Summary
holding that improper testimony of evidence of collateral crimes constituted harmless error where the trial court issued curative instruction
Summary of this case from Johnston v. StateOpinion
No. 97-1115
August 28, 1998
Appeal from the Circuit Court for Lake County, Don F. Briggs, Judge.
James B. Gibson, Public Defender, and Anne Moorman Reeves, Assistant Public Defender, Daytona Beach, for Appellant.
Robert A. Butterworth, Attorney General, Tallahassee, and Mary G. Jolley, Assistant Attorney General, Daytona Beach, for Appellee.
Edward James Webber, Jr., appeals his conviction and sentence after having been found guilty by a jury of dealing in stolen property. He asserts he is entitled to a new trial because the jury learned of alleged collateral crimes from a state witness. He also argues the trial court should have granted his motion for acquittal and that because the trial court was presented with an improperly calculated scoresheet, its imposition of a 25 year habitual offender sentence should be reversed.
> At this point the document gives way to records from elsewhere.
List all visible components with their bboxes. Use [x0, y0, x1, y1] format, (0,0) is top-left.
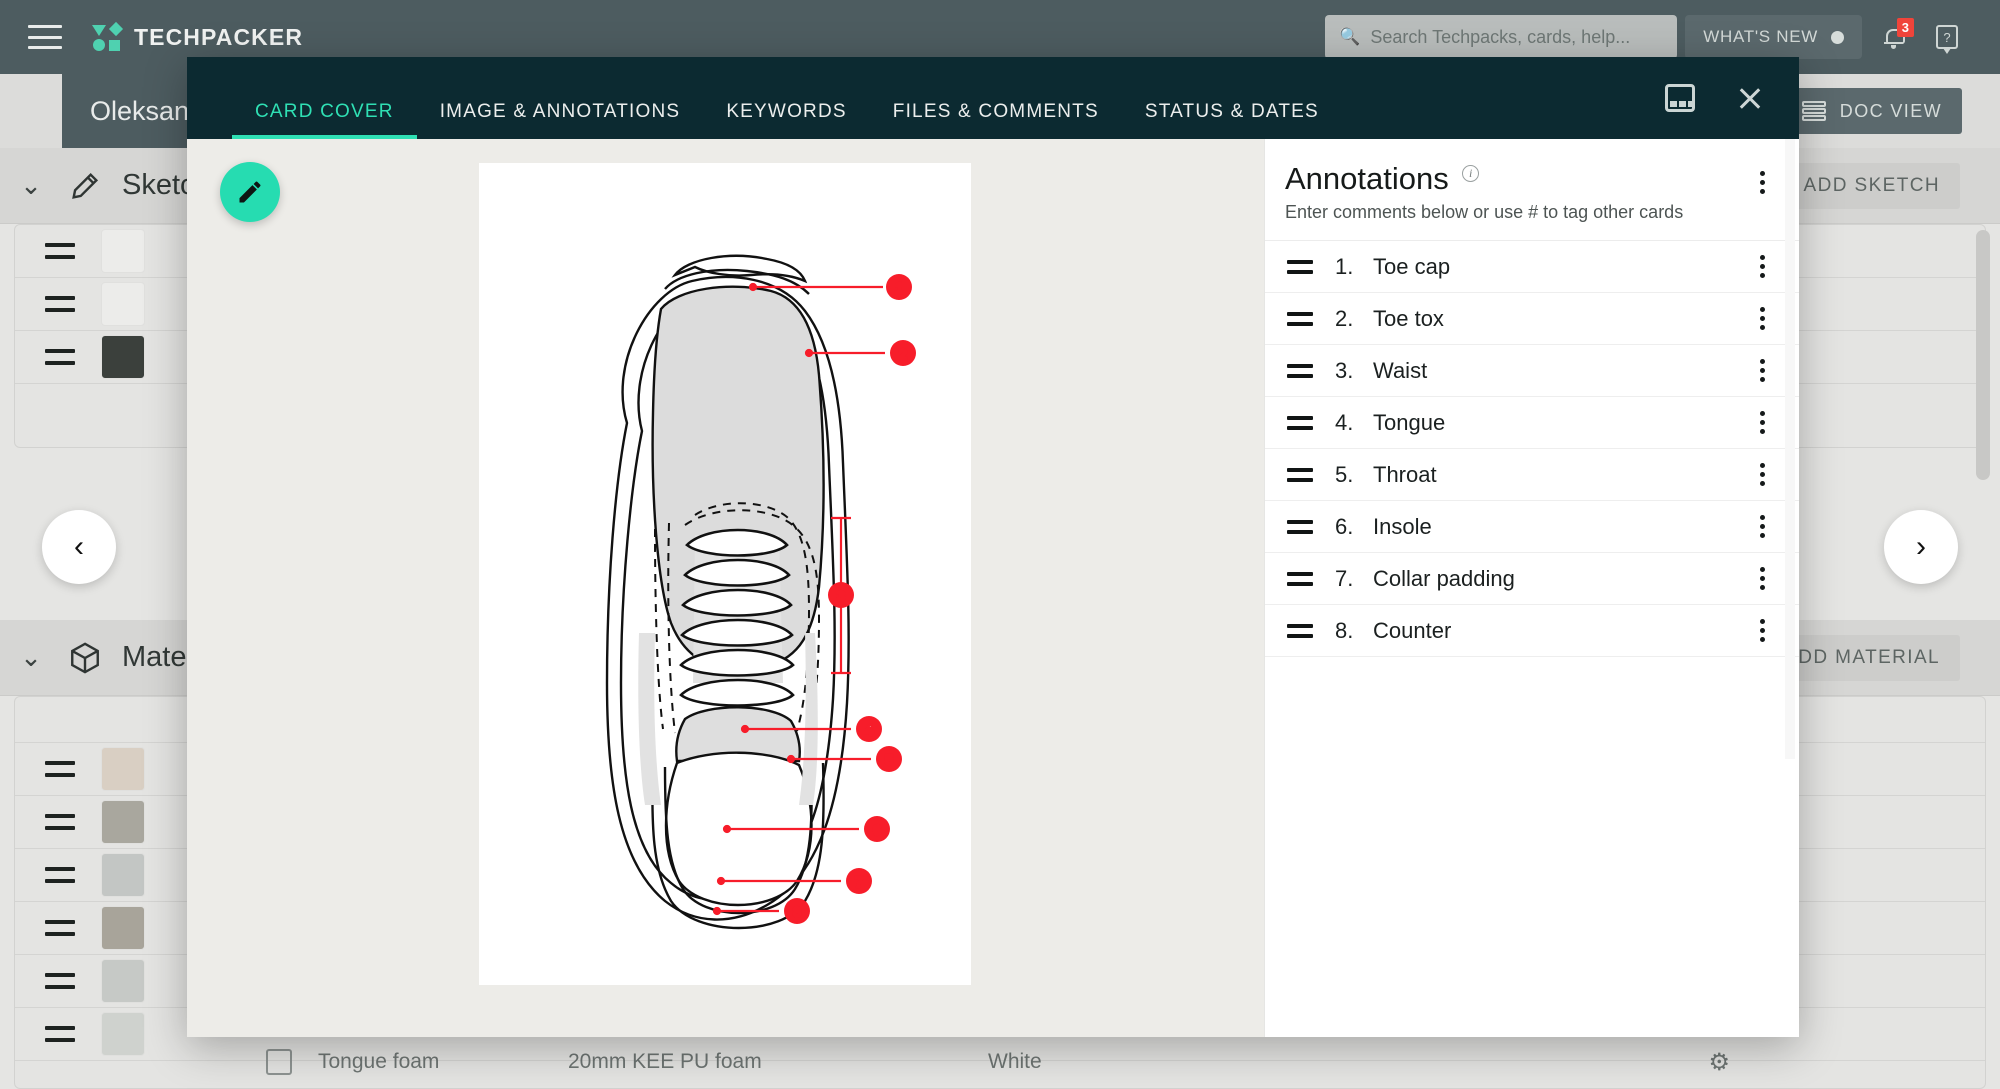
- annotation-menu-icon[interactable]: [1747, 359, 1777, 382]
- tab-card-cover[interactable]: CARD COVER: [232, 101, 417, 139]
- list-item[interactable]: 1. Toe cap: [1265, 241, 1799, 293]
- list-item[interactable]: 2. Toe tox: [1265, 293, 1799, 345]
- svg-text:1: 1: [895, 280, 903, 297]
- drag-handle-icon[interactable]: [1287, 416, 1313, 430]
- pencil-icon: [236, 178, 264, 206]
- prev-card-button[interactable]: ‹: [42, 510, 116, 584]
- close-icon[interactable]: [1735, 83, 1765, 113]
- next-card-button[interactable]: ›: [1884, 510, 1958, 584]
- annotations-list: 1. Toe cap 2. Toe tox 3. Waist: [1265, 241, 1799, 1037]
- svg-text:4: 4: [865, 722, 874, 739]
- annotation-label: Toe tox: [1373, 306, 1444, 332]
- list-item[interactable]: 7. Collar padding: [1265, 553, 1799, 605]
- svg-text:6: 6: [873, 822, 881, 839]
- info-icon[interactable]: i: [1462, 165, 1479, 182]
- annotation-number: 2.: [1335, 306, 1373, 332]
- drag-handle-icon[interactable]: [1287, 520, 1313, 534]
- annotation-label: Tongue: [1373, 410, 1445, 436]
- modal-header-actions: [1665, 57, 1765, 139]
- annotation-label: Throat: [1373, 462, 1437, 488]
- svg-text:3: 3: [837, 588, 845, 605]
- annotation-number: 7.: [1335, 566, 1373, 592]
- modal-tabs: CARD COVER IMAGE & ANNOTATIONS KEYWORDS …: [187, 57, 1342, 139]
- annotation-label: Collar padding: [1373, 566, 1515, 592]
- drag-handle-icon[interactable]: [1287, 572, 1313, 586]
- tab-keywords[interactable]: KEYWORDS: [703, 101, 869, 139]
- annotation-menu-icon[interactable]: [1747, 619, 1777, 642]
- annotations-panel: Annotations i Enter comments below or us…: [1264, 139, 1799, 1037]
- drag-handle-icon[interactable]: [1287, 364, 1313, 378]
- annotation-label: Waist: [1373, 358, 1427, 384]
- annotation-menu-icon[interactable]: [1747, 307, 1777, 330]
- tab-status-dates[interactable]: STATUS & DATES: [1122, 101, 1342, 139]
- sketch-canvas: 1 2 3 4 5: [187, 139, 1264, 1037]
- list-item[interactable]: 4. Tongue: [1265, 397, 1799, 449]
- annotations-scrollbar[interactable]: [1785, 139, 1795, 759]
- annotations-menu-icon[interactable]: [1747, 171, 1777, 194]
- modal-body: 1 2 3 4 5: [187, 139, 1799, 1037]
- tab-files-comments[interactable]: FILES & COMMENTS: [870, 101, 1122, 139]
- annotation-label: Counter: [1373, 618, 1451, 644]
- annotation-number: 6.: [1335, 514, 1373, 540]
- annotation-label: Insole: [1373, 514, 1432, 540]
- sketch-sheet[interactable]: 1 2 3 4 5: [479, 163, 971, 985]
- list-item[interactable]: 5. Throat: [1265, 449, 1799, 501]
- annotations-title: Annotations: [1285, 161, 1449, 197]
- annotation-label: Toe cap: [1373, 254, 1450, 280]
- annotation-number: 3.: [1335, 358, 1373, 384]
- annotation-menu-icon[interactable]: [1747, 411, 1777, 434]
- drag-handle-icon[interactable]: [1287, 624, 1313, 638]
- annotation-menu-icon[interactable]: [1747, 515, 1777, 538]
- annotation-number: 8.: [1335, 618, 1373, 644]
- list-item[interactable]: 8. Counter: [1265, 605, 1799, 657]
- annotations-header: Annotations i Enter comments below or us…: [1265, 139, 1799, 241]
- list-item[interactable]: 6. Insole: [1265, 501, 1799, 553]
- annotation-number: 1.: [1335, 254, 1373, 280]
- svg-text:7: 7: [855, 874, 863, 891]
- drag-handle-icon[interactable]: [1287, 260, 1313, 274]
- annotation-menu-icon[interactable]: [1747, 463, 1777, 486]
- sneaker-technical-drawing: 1 2 3 4 5: [479, 163, 971, 985]
- tab-image-annotations[interactable]: IMAGE & ANNOTATIONS: [417, 101, 704, 139]
- card-detail-modal: CARD COVER IMAGE & ANNOTATIONS KEYWORDS …: [187, 57, 1799, 1037]
- save-layout-icon[interactable]: [1665, 84, 1695, 112]
- modal-header: CARD COVER IMAGE & ANNOTATIONS KEYWORDS …: [187, 57, 1799, 139]
- drag-handle-icon[interactable]: [1287, 312, 1313, 326]
- svg-text:5: 5: [885, 752, 893, 769]
- annotations-subtitle: Enter comments below or use # to tag oth…: [1285, 202, 1771, 223]
- drag-handle-icon[interactable]: [1287, 468, 1313, 482]
- annotation-number: 5.: [1335, 462, 1373, 488]
- edit-sketch-button[interactable]: [220, 162, 280, 222]
- annotation-menu-icon[interactable]: [1747, 567, 1777, 590]
- svg-text:8: 8: [793, 904, 801, 921]
- list-item[interactable]: 3. Waist: [1265, 345, 1799, 397]
- annotation-number: 4.: [1335, 410, 1373, 436]
- svg-text:2: 2: [899, 346, 907, 363]
- annotation-menu-icon[interactable]: [1747, 255, 1777, 278]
The victim testified that after her home was burglarized she could not locate her purse containing, among other items, credit cards and some unpaid bills and envelopes to mail the bills. Ultimately, Webber was arrested as a result of information received by the police from Webber's brother, a confidential informant.
Webber was coaxed by an undercover police officer over the course of three phone conversations, to meet at a gas station for the purpose of selling the credit cards. As Webber approached the gas station with the credit cards, he became suspicious and began walking away, but a police officer decided to stop Webber immediately. The victim's purse was later found in some bushes approximately 50 to 75 yards from Webber's home. His fingerprint was found on a bill envelope recovered from the victim's purse.
During the trial, the prosecutor questioned the police officer who coaxed Webber out of his home to sell the credit cards:
Q. Were you aware of any problems between the Webber brothers in the past?
A. Yes, sir, we had received a couple of different complaints and information back and forth — accusing Edward [the appellant] of stealing from his brothers.
Q. Okay. So you were just aware — [Defense Attorney]. Objection, Your Honor.
The judge immediately held a side bar conference in which the court admonished the prosecutor for failing to tell the witness, prior to testifying, that collateral crimes were not to be discussed. The judge further gave a curative instruction to the jury regarding the alleged collateral crime. Although we agree with Webber that eliciting the evidence of collateral crimes was improper, we find that there was no reasonable possibility that the error affected the jury's verdict. Ciccarelli v. State, 531 So.2d 129 (Fla. 1988); State v. DiGuilio, 491 So.2d 1129 (Fla. 1986).
Webber also argues that he cannot be convicted of the crime of dealing in stolen property under section 812.019, Florida Statutes (1995), because he carried out no actual sale of the stolen credit cards, and that there could be no attempt to sell until he faced a buyer and began to exchange cards for cash. Even though no actual sale took place, we still find Webber was properly convicted of dealing in stolen property, because this crime, like theft, includes within its definition the attempt and there was substantial and competent evidence that Webber attempted to deal in stolen property.
An attempt to commit a crime, as opposed to mere preparation, occurs when an appreciable fragment of the crime has been committed and the acts of the perpetrator have proceeded "to the point that the crime would be consummated unless interrupted by a circumstance independent of the attempter's will." State v. Coker, 452 So.2d 1135 (Fla. 2d DCA 1984). An attempt consists of two essential elements, a specific intent to commit the crime and an overt act beyond mere preparation done toward its commission. Id. In the instant case, the specific intent to commit the crime can be inferred from the phone conversations between the officer and Webber, in which the latter agreed to sell the credit cards. The overt act beyond mere preparation is Webber's arrival at or in the vicinity of the gas station, shortly after the appointed time, with the credit cards in his possession. The circumstance which thwarted Webber's will to complete the transaction was his suspicion that he had been set up and that the police might be involved. Such an involuntary abandonment provides no defense for Webber. See Carroll v. State, 680 So.2d 1065 (Fla. 3d DCA 1996) (if a defendant withdraws because he thinks his plan would be thwarted by the police, such is an involuntary abandonment, not the defense of abandonment which must be complete and voluntary).
As for Webber's sentencing issue, the state concedes that Webber's sentencing scoresheet improperly reflected a prior conviction for robbery with a deadly weapon. Webber had been charged with that crime at one time, but the charge resulted in a conviction of burglary of an unoccupied structure, a crime for which less points are assessed. Webber's scoresheet was reviewed by the trial court and reflected a total of 41.8 points; the correct total should have been 20.4. This error, however, did not draw a defense objection and was not otherwise properly preserved for review. Maddox v. State, 708 So.2d 617 (Fla. 5th DCA 1998). Moreover, Webber was not sentenced according to the guidelines but was habitualized.
We affirm the conviction and sentence.
AFFIRMED.
GRIFFIN, C.J., and GOSHORN, J., concur.